Transcription retrieval results
Visual retrieval results
Imagine that we want to find a certain plot in the movies or TV shows. However, we just couldn't remember where it is in the video. Watching through the entire video again is time-consuming. Therefore, it will be convenient if we can segment the videos automatically and retrieve the desired content. SearchIn Video aims to be an useful tool for users to skim videos smartly.
What it does
It provides the service to search content in videos. By extracting both video and audio information, we can extract the video segments that matches the user-defined keywords.
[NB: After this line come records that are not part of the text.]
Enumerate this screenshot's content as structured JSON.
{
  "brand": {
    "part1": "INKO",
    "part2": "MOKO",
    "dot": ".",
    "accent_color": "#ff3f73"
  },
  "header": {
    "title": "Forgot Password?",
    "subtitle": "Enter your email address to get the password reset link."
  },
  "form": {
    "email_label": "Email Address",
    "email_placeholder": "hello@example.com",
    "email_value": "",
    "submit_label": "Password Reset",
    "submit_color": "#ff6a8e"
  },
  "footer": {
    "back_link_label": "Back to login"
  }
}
Several video segments including requested content will be retrieved, and users can browse the video in a more convenient way.
How I built it
We analyze the input videos with google cloud vision API. The API will give us the transcriptions and the labels of entities in the videos. We utilize the transcriptions and object labels to match the keywords users want to search in the videos. Once the search is done, the time codes are sent to our server. Based on the time codes, we are able to extract the video segments from the YouTube.
Challenges I ran into
- Analyze videos requires time if we don't create a cache to save the previous results
- Dependencies between developers
- Lack of UI/UX design experience
Accomplishments that I'm proud of
- Accurate and real-time searching results
- Both visual and semantic features can be retrieved
- A clean and user-friendly interface
What I learned
- Usage of google cloud vision API
- Deploy python scripts on node.js
- Build RESTful API on node.js backend
- Set up a VM on google cloud platform
- How to be a good front-end engineer in three days :)
What's next for SearchIn Video
- We hope to extend more features that users can search for. For instance, if we can find when a certain person appears in the video will be cool!
- Implement our system entirely on the cloud.